Google Has Demonstrated a Successful Practical Attack Against SHA-1 (googleblog.com)
Reader Artem Tashkinov writes: Ten years after of SHA-1 was first introduced, Google has announced the first practical technique for generating an SHA-1 collision. It required two years of research between the CWI Institute in Amsterdam and Google. As a proof of the attack, Google has released two PDF files that have identical SHA-1 hashes but different content. The amount of computations required to carry out the attack is staggering: nine quintillion (9,223,372,036,854,775,808) SHA1 computations in total which took 6,500 years of CPU computation to complete the attack first phase and 110 years of GPU computation to complete the second phase.
Google says that people should migrate to newer hashing algorithms like SHA-256 and SHA-3, however it's worth noting that there are currently no ways of finding a collision for both MD5 and SHA-1 hashes simultaneously which means that we still can use old proven hardware accelerated hash functions to be on the safe side.

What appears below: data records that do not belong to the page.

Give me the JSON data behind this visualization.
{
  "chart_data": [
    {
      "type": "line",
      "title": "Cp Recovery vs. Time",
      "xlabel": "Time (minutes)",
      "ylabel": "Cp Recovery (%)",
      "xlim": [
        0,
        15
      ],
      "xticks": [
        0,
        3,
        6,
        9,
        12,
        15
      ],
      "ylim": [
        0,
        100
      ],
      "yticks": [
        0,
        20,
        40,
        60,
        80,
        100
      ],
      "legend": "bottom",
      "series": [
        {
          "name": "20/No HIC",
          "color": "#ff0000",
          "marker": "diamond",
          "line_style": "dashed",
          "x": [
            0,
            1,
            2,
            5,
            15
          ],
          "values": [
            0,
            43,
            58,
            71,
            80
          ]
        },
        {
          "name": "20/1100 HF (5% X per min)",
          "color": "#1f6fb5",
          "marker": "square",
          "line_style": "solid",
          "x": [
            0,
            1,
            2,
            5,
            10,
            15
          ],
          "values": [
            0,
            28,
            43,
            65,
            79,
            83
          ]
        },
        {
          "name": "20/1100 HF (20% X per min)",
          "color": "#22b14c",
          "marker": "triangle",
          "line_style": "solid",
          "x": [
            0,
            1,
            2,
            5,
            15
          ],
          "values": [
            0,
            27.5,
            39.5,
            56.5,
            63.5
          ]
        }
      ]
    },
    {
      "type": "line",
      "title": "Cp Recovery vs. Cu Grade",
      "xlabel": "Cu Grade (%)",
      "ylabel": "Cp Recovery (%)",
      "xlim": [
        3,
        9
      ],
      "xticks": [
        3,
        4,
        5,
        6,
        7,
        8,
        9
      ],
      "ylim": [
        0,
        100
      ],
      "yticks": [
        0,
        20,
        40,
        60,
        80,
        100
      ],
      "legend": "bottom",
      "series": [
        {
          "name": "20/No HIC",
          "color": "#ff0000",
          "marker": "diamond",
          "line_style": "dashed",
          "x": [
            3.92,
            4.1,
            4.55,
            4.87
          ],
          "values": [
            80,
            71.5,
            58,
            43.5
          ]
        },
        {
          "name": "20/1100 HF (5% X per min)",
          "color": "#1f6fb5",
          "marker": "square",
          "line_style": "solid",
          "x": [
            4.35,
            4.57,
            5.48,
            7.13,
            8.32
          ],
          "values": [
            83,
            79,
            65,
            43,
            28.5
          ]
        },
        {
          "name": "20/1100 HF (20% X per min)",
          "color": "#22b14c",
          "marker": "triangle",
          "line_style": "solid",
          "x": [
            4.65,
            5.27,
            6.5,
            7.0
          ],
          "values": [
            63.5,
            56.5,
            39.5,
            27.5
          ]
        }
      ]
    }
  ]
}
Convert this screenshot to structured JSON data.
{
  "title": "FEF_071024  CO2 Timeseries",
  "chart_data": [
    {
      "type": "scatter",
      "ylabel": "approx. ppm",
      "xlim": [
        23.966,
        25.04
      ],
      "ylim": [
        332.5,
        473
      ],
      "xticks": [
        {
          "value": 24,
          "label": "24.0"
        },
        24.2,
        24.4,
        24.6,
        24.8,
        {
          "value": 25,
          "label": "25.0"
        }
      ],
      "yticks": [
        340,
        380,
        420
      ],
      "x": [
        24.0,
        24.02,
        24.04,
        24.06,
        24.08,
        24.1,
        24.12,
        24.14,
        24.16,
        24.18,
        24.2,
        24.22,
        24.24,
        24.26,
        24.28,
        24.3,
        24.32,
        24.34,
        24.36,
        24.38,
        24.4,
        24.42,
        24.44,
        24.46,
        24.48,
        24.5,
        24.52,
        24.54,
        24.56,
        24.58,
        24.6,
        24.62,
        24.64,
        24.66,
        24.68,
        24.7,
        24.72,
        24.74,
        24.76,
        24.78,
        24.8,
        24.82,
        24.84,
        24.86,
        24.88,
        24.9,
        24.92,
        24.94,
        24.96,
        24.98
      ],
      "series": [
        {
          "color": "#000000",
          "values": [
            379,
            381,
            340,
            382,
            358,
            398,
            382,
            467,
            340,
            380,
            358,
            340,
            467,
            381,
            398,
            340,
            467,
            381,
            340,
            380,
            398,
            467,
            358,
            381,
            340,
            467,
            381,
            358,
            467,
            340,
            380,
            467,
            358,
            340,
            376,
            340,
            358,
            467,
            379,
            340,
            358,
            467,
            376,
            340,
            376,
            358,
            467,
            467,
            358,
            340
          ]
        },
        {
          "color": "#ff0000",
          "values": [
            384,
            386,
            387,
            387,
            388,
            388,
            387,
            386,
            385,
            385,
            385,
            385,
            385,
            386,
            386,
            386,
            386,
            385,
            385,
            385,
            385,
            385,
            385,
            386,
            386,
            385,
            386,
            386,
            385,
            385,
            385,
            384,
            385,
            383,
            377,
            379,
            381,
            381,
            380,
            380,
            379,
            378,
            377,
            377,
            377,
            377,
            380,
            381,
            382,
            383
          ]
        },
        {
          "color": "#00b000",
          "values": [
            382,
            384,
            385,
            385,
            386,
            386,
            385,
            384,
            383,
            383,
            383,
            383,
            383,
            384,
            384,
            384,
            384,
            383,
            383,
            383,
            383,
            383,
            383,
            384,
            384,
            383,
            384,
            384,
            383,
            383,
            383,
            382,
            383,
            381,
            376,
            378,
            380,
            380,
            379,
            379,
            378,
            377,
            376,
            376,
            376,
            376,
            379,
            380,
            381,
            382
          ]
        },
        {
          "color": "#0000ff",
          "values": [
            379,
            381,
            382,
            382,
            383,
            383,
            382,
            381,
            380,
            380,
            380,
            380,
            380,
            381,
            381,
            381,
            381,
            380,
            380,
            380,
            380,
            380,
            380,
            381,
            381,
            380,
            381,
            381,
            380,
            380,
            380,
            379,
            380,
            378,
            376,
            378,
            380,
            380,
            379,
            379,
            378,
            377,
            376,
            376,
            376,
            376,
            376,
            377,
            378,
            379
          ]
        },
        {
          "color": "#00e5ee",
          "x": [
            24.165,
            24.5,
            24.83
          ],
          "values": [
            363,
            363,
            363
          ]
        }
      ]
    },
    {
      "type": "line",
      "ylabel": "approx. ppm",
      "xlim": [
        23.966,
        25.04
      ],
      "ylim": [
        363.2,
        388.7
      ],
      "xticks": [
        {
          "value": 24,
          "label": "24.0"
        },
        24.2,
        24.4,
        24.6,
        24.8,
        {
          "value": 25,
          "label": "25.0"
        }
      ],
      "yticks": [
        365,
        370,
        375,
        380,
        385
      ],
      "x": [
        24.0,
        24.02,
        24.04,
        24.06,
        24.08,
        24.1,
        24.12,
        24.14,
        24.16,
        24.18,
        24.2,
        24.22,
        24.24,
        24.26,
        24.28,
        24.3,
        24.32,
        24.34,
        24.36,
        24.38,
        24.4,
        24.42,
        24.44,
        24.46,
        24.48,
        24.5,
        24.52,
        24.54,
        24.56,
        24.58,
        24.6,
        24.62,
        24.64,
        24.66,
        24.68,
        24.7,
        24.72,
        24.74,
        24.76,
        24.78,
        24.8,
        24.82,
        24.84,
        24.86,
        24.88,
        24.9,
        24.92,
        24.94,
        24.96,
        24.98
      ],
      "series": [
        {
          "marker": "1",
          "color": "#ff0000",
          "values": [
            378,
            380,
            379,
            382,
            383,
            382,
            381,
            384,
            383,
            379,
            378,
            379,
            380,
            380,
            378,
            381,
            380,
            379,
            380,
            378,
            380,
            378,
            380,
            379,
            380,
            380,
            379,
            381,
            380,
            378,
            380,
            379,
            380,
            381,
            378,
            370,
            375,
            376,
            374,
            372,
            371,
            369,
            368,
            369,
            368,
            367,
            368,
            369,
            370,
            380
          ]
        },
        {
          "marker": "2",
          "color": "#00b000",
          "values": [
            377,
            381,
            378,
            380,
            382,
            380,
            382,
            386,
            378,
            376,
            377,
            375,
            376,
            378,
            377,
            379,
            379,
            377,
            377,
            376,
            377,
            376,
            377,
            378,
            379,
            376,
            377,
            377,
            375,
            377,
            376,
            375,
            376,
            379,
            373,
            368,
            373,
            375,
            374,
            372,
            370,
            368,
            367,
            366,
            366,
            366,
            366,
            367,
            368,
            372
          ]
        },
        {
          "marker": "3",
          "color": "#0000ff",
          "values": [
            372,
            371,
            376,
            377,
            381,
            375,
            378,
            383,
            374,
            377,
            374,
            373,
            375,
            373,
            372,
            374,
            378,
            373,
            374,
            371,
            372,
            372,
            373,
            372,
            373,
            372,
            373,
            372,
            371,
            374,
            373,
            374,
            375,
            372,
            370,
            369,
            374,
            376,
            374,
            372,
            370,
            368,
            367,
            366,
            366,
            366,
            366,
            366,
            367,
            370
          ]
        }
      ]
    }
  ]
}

Google says that people should migrate to newer hashing algorithms like SHA-256 and SHA-3, however it's worth noting that there are currently no ways of finding a collision for both MD5 and SHA-1 hashes simultaneously which means that we still can use old proven hardware accelerated hash functions to be on the safe side.
It is all about cost-benefit. CPU speeds continue to get faster, and renting CPU time on cloud providers become cheaper and cheaper.
Why is this significant? There are still major certificate authorities out there with intermediate certificates using SHA-1. Find a collision for these certificates, and you essentially become a new intermediate certificate authority with the ability to issue domain certs for basically anything you want and they'll validate in browsers.
Now thing of government agencies or crime syndicates that could afford the CPU/GPU time to do this. It is a highly practical attack vector now.